The most imposing of the stone buildings here is Hanthorpe Farm, an early 18th century farmhouse that stands back from the road but overlooks the tiny village green. It has been in the same family for over a century, since 1897, but the present owner David Creasey says that there are no deeds to determine its exact date of construction although it is believed to be contemporary with the stone building across the road, formerly a public house, and bearing the date 1740. The house has a much older name and is referred to in the Ordnance Survey as Araucana Farm, a reference to the two monkey puzzle trees (Aracaria araucana) which once grew in the front garden, now reduced to just one, but the name is less used today and so Hanthorpe Farm has become the popular choice. 

Hanthorpe may be little more than a hamlet today but there was once a very grand mansion in the neighbourhood. Hanthorpe House was built in the Regency style in 1790 and has been attributed to Charles H Tatham, a Lincolnshire man as well as a London architect in the school of Henry Holland, pupil and son in law of Capability Brown, and it soon became the hub of this small community, dominating local agriculture and providing employment for many people who lived in the vicinity.

This late 18th century house would qualify today as a stately home and although the original owner is not known, it was occupied during much of its history by the Parker family, the first being William Parker, a lawyer and a justice of the peace who had been born at Hailsham, Surrey, in 1792, and who had previously lived at Swayfield. He is known to have been in residence with his wife Ann and their children as early as 1842 and soon became established as one of the three principal landowners in the area along with the Marquess of Exeter and Lord Aveland. Improvements were made during his lifetime and in Kelly' Directory of 1885, the house is described as "a handsome and pleasantly situated mansion". 

The Parker family were keenly interested in the village community and supported both religion and education, providing money to help support the village school at Morton where almost 140 boys and girls from the locality were taught. They were regular worshipers and benefactors of the Church of St John the Baptist at Morton, their parish church, and when major restoration was carried out on the roof and the 32 stained glass windows in 1860 at a cost of £2,000, the family paid for much of the work.
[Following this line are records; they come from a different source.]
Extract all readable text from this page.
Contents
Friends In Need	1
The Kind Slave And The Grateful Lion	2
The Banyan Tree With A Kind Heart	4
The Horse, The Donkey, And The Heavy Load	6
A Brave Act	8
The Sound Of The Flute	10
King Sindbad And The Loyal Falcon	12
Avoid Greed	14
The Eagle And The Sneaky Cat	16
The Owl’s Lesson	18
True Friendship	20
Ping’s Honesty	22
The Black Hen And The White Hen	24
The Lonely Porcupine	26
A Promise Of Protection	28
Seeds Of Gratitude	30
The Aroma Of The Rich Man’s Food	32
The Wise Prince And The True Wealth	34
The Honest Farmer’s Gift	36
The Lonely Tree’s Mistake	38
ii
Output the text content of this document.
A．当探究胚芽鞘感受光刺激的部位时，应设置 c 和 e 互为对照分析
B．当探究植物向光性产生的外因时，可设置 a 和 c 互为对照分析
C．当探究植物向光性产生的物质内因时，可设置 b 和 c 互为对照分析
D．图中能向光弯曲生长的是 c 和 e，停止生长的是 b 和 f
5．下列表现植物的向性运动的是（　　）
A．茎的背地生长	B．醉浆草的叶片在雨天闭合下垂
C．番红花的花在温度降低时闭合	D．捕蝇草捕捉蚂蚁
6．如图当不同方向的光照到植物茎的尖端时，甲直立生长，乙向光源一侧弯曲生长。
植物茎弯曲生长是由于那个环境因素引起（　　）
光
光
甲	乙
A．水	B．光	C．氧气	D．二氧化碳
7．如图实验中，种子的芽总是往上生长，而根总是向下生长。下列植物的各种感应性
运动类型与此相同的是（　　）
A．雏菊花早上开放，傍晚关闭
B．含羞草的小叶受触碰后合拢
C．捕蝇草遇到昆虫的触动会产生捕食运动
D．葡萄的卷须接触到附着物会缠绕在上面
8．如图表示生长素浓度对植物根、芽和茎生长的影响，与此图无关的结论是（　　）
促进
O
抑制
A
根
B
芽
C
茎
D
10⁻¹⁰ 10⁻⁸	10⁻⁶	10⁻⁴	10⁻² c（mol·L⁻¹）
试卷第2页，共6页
Parker died in 1883 and the house was taken over by his son, also called William, who had been born at Swayfield in 1824. He had been a lieutenant-colonel with the South Lincoln Militia and served for many years as commanding officer of the Bourne Company of Volunteers. The 1891 census, when William was 67, shows that his wife Augusta, aged 58, was also living there together with two daughters, Flora and Katherine, who were both in their twenties, two grandsons, William, aged 6 and George, aged 5, and a guest as well as a retinue of servants including a cook, lady's maid, parlour maid, housemaid, under housemaid, kitchen maid and nurse. They also employed grooms, footmen, gamekeepers, gardeners, coachmen and a butler, but these were mainly people who lived locally and would therefore have been included in the census at their own addresses.

Hanthorpe House

Hanthorpe House staff

Hanthorpe House in the 19th century and some of the staff employed there

Colonel Parker died in 1909 and the Chapel of the Resurrection in the village church was restored in his memory the following year at a cost of £400. Executors took over the running of the estate that was eventually auctioned in 1911 and included almost 1,500 acres of land, forty houses and various farm buildings, a most sizeable undertaking. Hanthorpe House was not sold at this time and remained in the family but was uninhabited for long periods during and after the First World War and soon afterwards another descendant, Geoffrey S Parker had taken up residence by 1937 and was making a living from farming.

Football paviliion

During the Second World War, the property was requisitioned by the government for use as a prisoner of war camp, firstly for Italian and then German captives. The wooden hut that now stands on the football field at nearby Morton village where it is used as a very modest grandstand, was originally the picture house used by the prisoners at Hanthorpe.

Hanthorpe House lasted for 160 years and was demolished in 1951 at a time when such large properties had become a liability to their owners, too large to live in and too costly to maintain, and allowing them to remain empty and fall into disrepair or pulling them down was an easy option. Today, they would either be taken over by the National Trust or snapped up by developers for conversion into luxury flats and maisonettes.

Hanthorpe House wall

Only the walled garden covering one acre, the coach house and a couple of estate cottages remain, while the actual site of the house is now a commercial timber yard.